Again, thank you for your insight.
What an insightful post! I love your suggestion about reconnecting with your purpose and mission. It really is so important to not allow the small picture to overshadow the big picture. This “keep your eyes on the prize” mentality is a reminder to let go of what is insignificant, prioritize what aligns with the greater goal, and focus your energy on the steps and decisions that are constructive towards the mission. I also love how you relate progress during uncertainty as stumbling forward and bandaging your knee. It’s important to make informed decisions on the best available information and work through brainstorming problems as they arise. Being open and flexible is crucial for this progress to occur as uncertainty is a fluid and dynamic process. You have to be able to roll with the punches and think on your toes given the information you do have without letting confusion cloud your judgement, as you mentioned. In addition, the nature of uncertainty requires short-term solutions to accommodate for the fluidity of the situation. Long-term solutions are complicated by the unknown variables and can lead to further confusion. Focusing on the short-term also allows you to prioritize more effectively by addressing the problems that require the most immediate attention first.

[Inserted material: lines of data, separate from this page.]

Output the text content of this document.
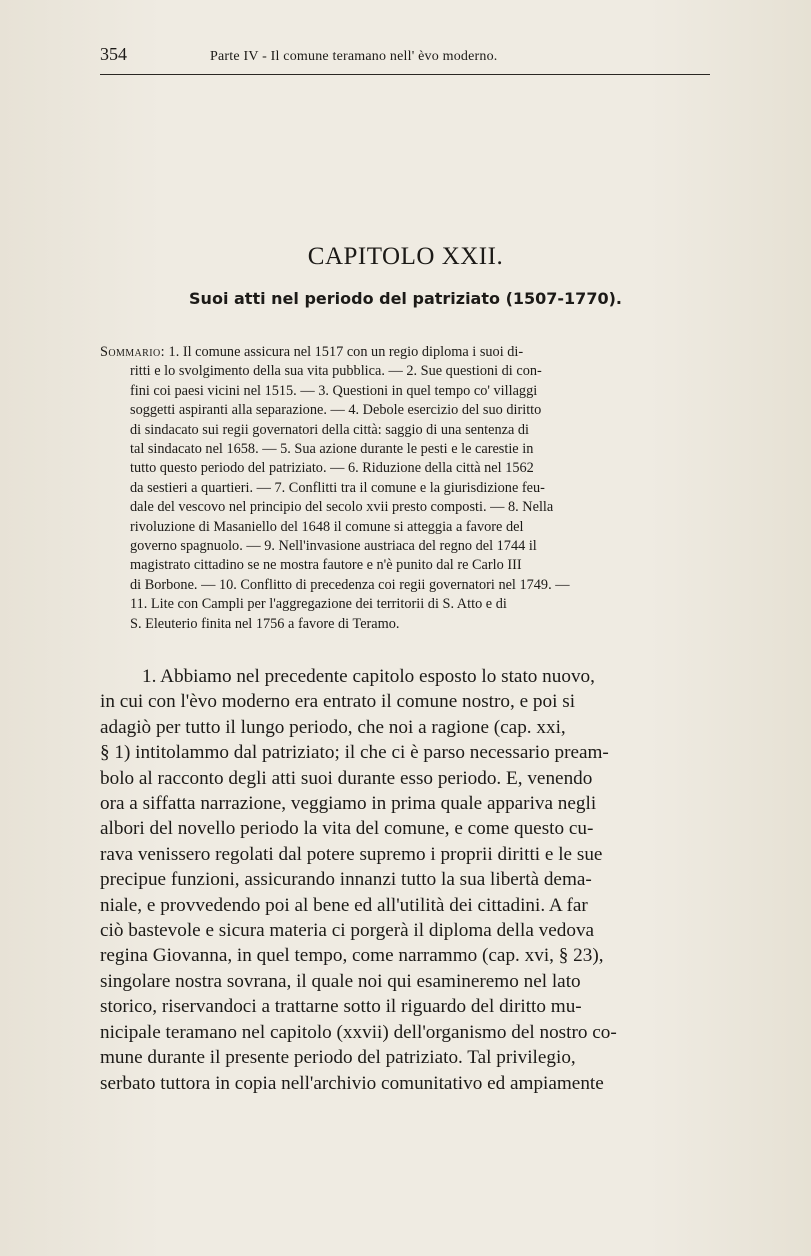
354	Parte IV - Il comune teramano nell' èvo moderno.
CAPITOLO XXII.
Suoi atti nel periodo del patriziato (1507-1770).
Sommario: 1. Il comune assicura nel 1517 con un regio diploma i suoi di-
ritti e lo svolgimento della sua vita pubblica. — 2. Sue questioni di con-
fini coi paesi vicini nel 1515. — 3. Questioni in quel tempo co' villaggi
soggetti aspiranti alla separazione. — 4. Debole esercizio del suo diritto
di sindacato sui regii governatori della città: saggio di una sentenza di
tal sindacato nel 1658. — 5. Sua azione durante le pesti e le carestie in
tutto questo periodo del patriziato. — 6. Riduzione della città nel 1562
da sestieri a quartieri. — 7. Conflitti tra il comune e la giurisdizione feu-
dale del vescovo nel principio del secolo xvii presto composti. — 8. Nella
rivoluzione di Masaniello del 1648 il comune si atteggia a favore del
governo spagnuolo. — 9. Nell'invasione austriaca del regno del 1744 il
magistrato cittadino se ne mostra fautore e n'è punito dal re Carlo III
di Borbone. — 10. Conflitto di precedenza coi regii governatori nel 1749. —
11. Lite con Campli per l'aggregazione dei territorii di S. Atto e di
S. Eleuterio finita nel 1756 a favore di Teramo.
1. Abbiamo nel precedente capitolo esposto lo stato nuovo,
in cui con l'èvo moderno era entrato il comune nostro, e poi si
adagiò per tutto il lungo periodo, che noi a ragione (cap. xxi,
§ 1) intitolammo dal patriziato; il che ci è parso necessario pream-
bolo al racconto degli atti suoi durante esso periodo. E, venendo
ora a siffatta narrazione, veggiamo in prima quale appariva negli
albori del novello periodo la vita del comune, e come questo cu-
rava venissero regolati dal potere supremo i proprii diritti e le sue
precipue funzioni, assicurando innanzi tutto la sua libertà dema-
niale, e provvedendo poi al bene ed all'utilità dei cittadini. A far
ciò bastevole e sicura materia ci porgerà il diploma della vedova
regina Giovanna, in quel tempo, come narrammo (cap. xvi, § 23),
singolare nostra sovrana, il quale noi qui esamineremo nel lato
storico, riservandoci a trattarne sotto il riguardo del diritto mu-
nicipale teramano nel capitolo (xxvii) dell'organismo del nostro co-
mune durante il presente periodo del patriziato. Tal privilegio,
serbato tuttora in copia nell'archivio comunitativo ed ampiamente
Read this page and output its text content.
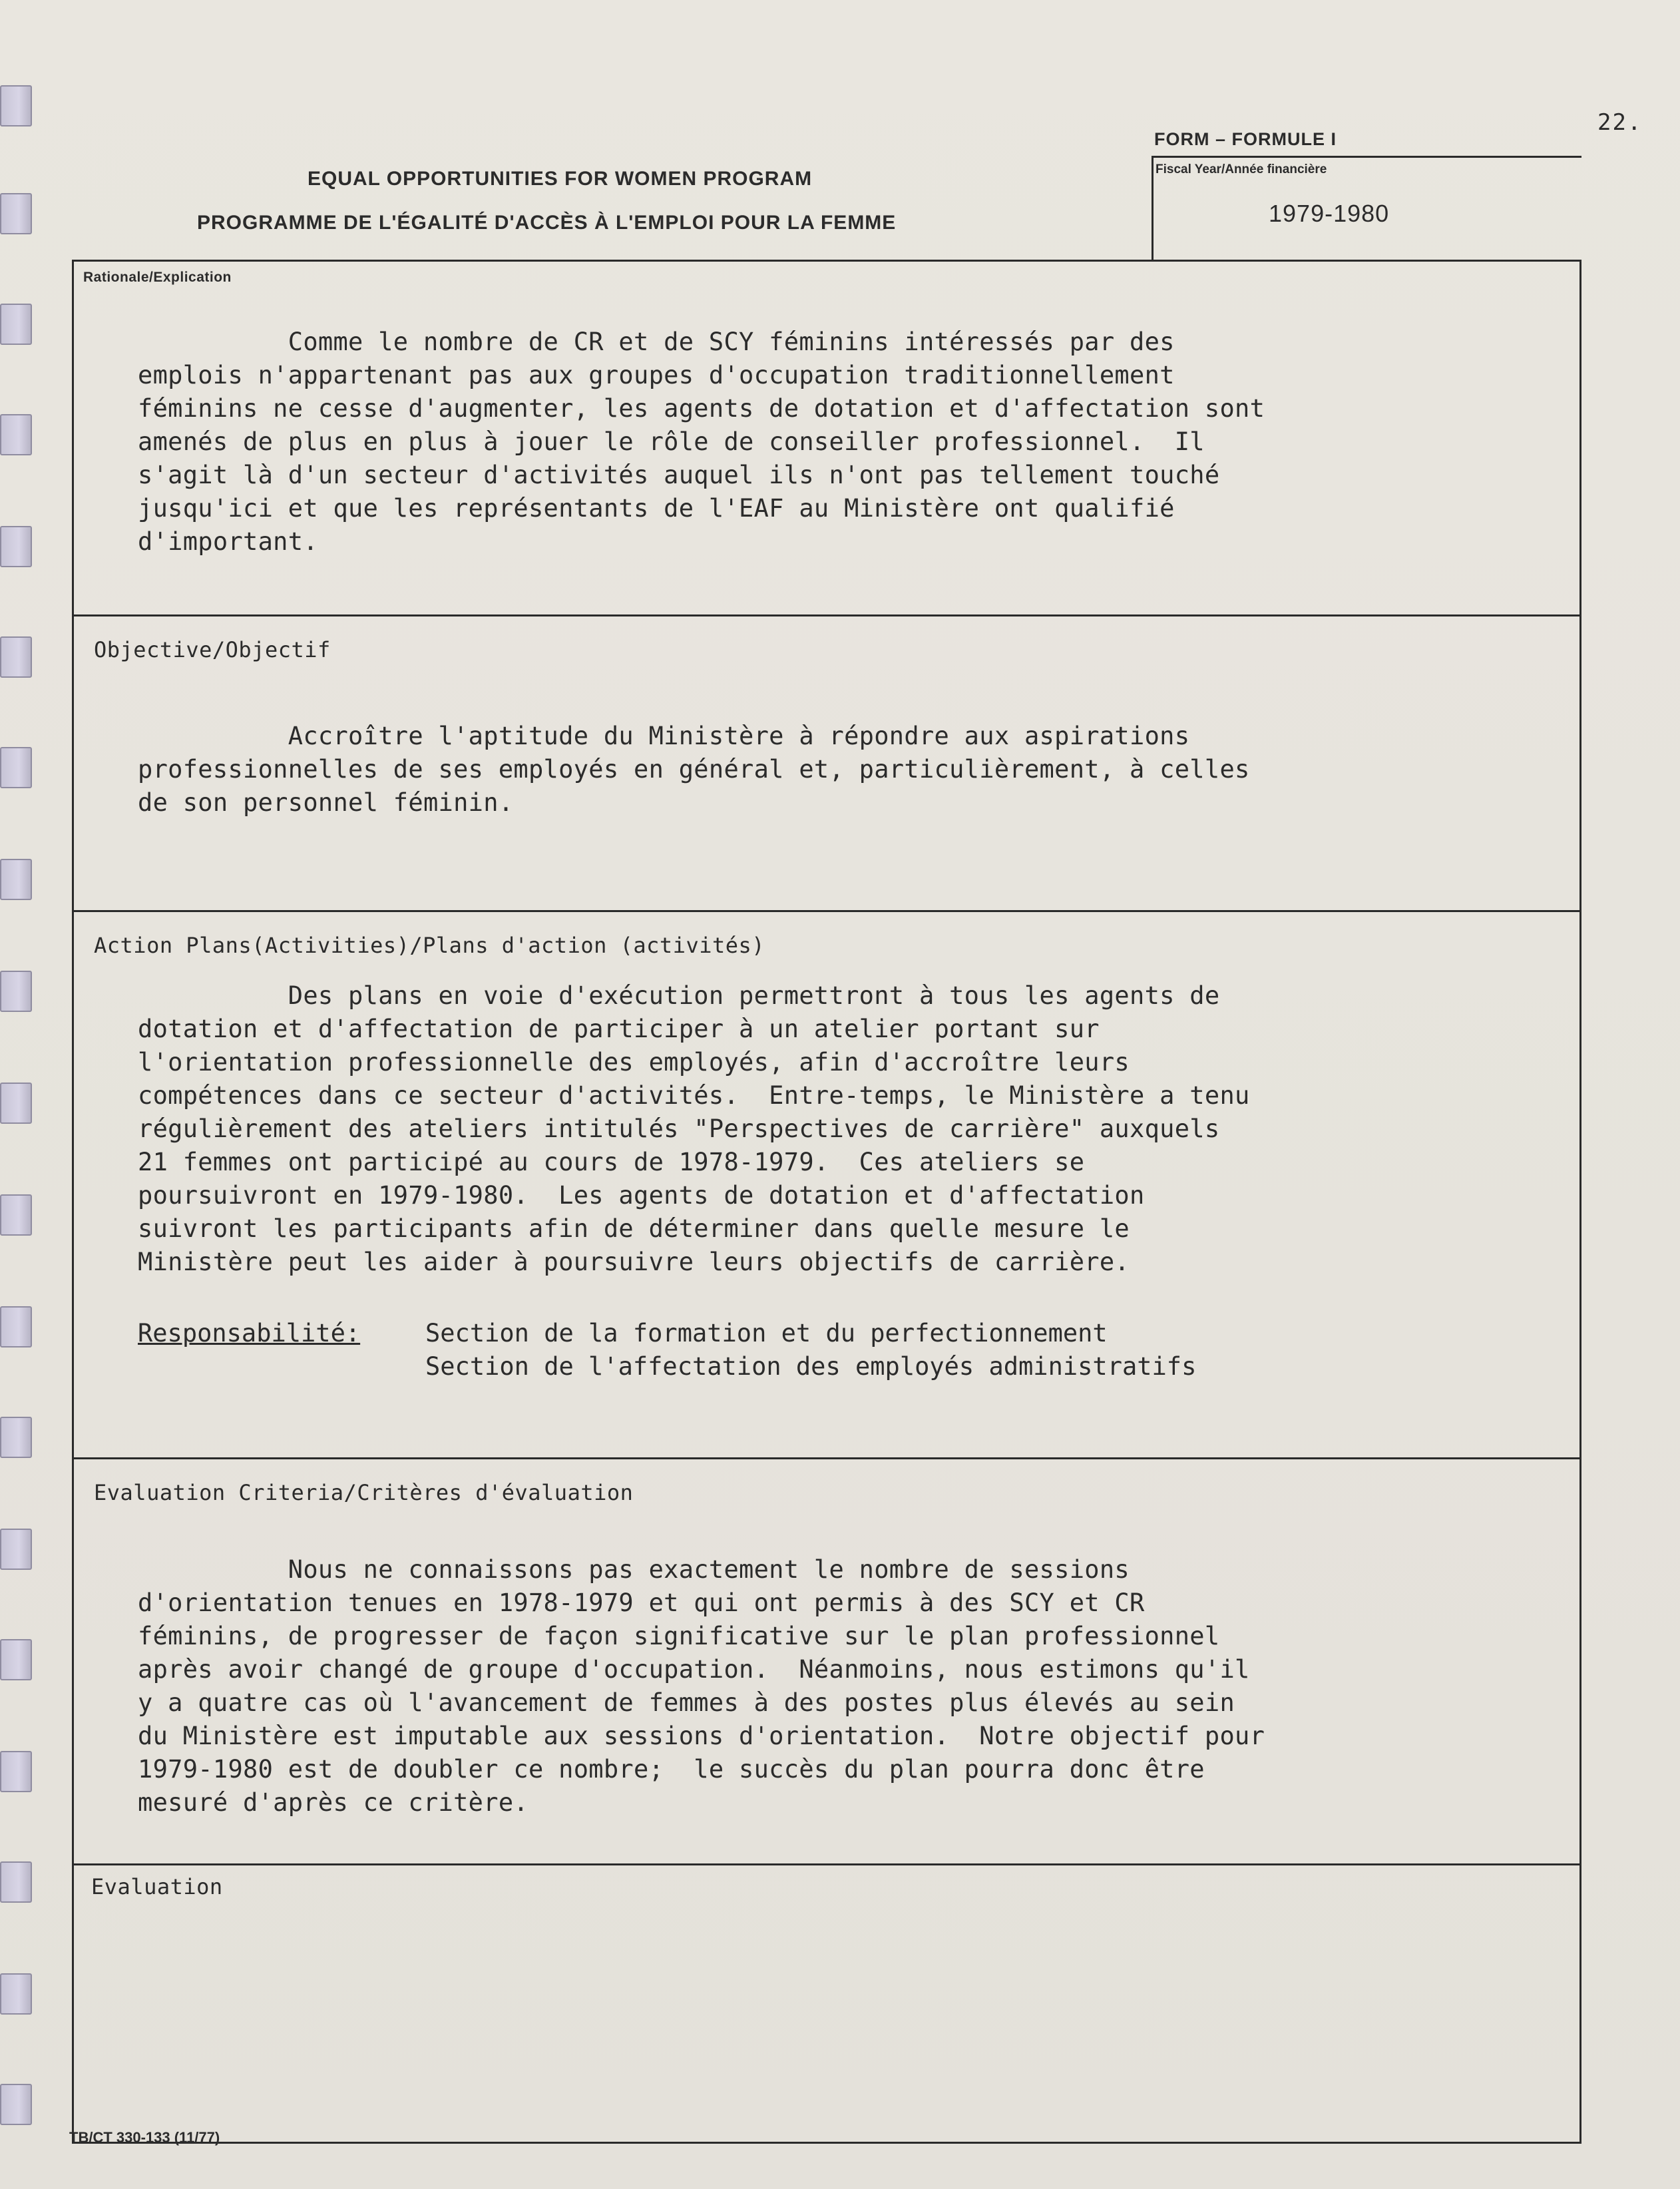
22.
EQUAL OPPORTUNITIES FOR WOMEN PROGRAM
PROGRAMME DE L'ÉGALITÉ D'ACCÈS À L'EMPLOI POUR LA FEMME
FORM – FORMULE I
Fiscal Year/Année financière
1979-1980
Rationale/Explication
Comme le nombre de CR et de SCY féminins intéressés par des
emplois n'appartenant pas aux groupes d'occupation traditionnellement
féminins ne cesse d'augmenter, les agents de dotation et d'affectation sont
amenés de plus en plus à jouer le rôle de conseiller professionnel.  Il
s'agit là d'un secteur d'activités auquel ils n'ont pas tellement touché
jusqu'ici et que les représentants de l'EAF au Ministère ont qualifié
d'important.
Objective/Objectif
Accroître l'aptitude du Ministère à répondre aux aspirations
professionnelles de ses employés en général et, particulièrement, à celles
de son personnel féminin.
Action Plans(Activities)/Plans d'action (activités)
Des plans en voie d'exécution permettront à tous les agents de
dotation et d'affectation de participer à un atelier portant sur
l'orientation professionnelle des employés, afin d'accroître leurs
compétences dans ce secteur d'activités.  Entre-temps, le Ministère a tenu
régulièrement des ateliers intitulés "Perspectives de carrière" auxquels
21 femmes ont participé au cours de 1978-1979.  Ces ateliers se
poursuivront en 1979-1980.  Les agents de dotation et d'affectation
suivront les participants afin de déterminer dans quelle mesure le
Ministère peut les aider à poursuivre leurs objectifs de carrière.
Responsabilité:	Section de la formation et du perfectionnement
Section de l'affectation des employés administratifs
Evaluation Criteria/Critères d'évaluation
Nous ne connaissons pas exactement le nombre de sessions
d'orientation tenues en 1978-1979 et qui ont permis à des SCY et CR
féminins, de progresser de façon significative sur le plan professionnel
après avoir changé de groupe d'occupation.  Néanmoins, nous estimons qu'il
y a quatre cas où l'avancement de femmes à des postes plus élevés au sein
du Ministère est imputable aux sessions d'orientation.  Notre objectif pour
1979-1980 est de doubler ce nombre;  le succès du plan pourra donc être
mesuré d'après ce critère.
Evaluation
TB/CT 330-133 (11/77)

Clarity in the workplace can often be clouded by situations at home or high stress situations that have changed your attitude and mind set for the time being. To maintain clarity, it is important to keep work and home life separated. If for some reason you cannot for a day, that may not be the best day for making important decisions as they will more likely be emotional based rather than well thought out decisions. Failures and other distractions that may have come about in other situations will absolutely increase stress and may cause a leader to act on impulse or with unclear judgement. The same can be said, however, for those acting at the peak of clarity. Not having any fear of a potential negative outcome and a high of confidence may lead to rapid judgement calls. It may also lead an individual to not take into account the thoughts or ideas of their team, as well as feeling bigger or that they are able to achieve greater tasks on their own. Which will likely lead to less success for the time being. I do feel however, that these possibilities at the peak of clarity are less likely to happen than those with limited clarity.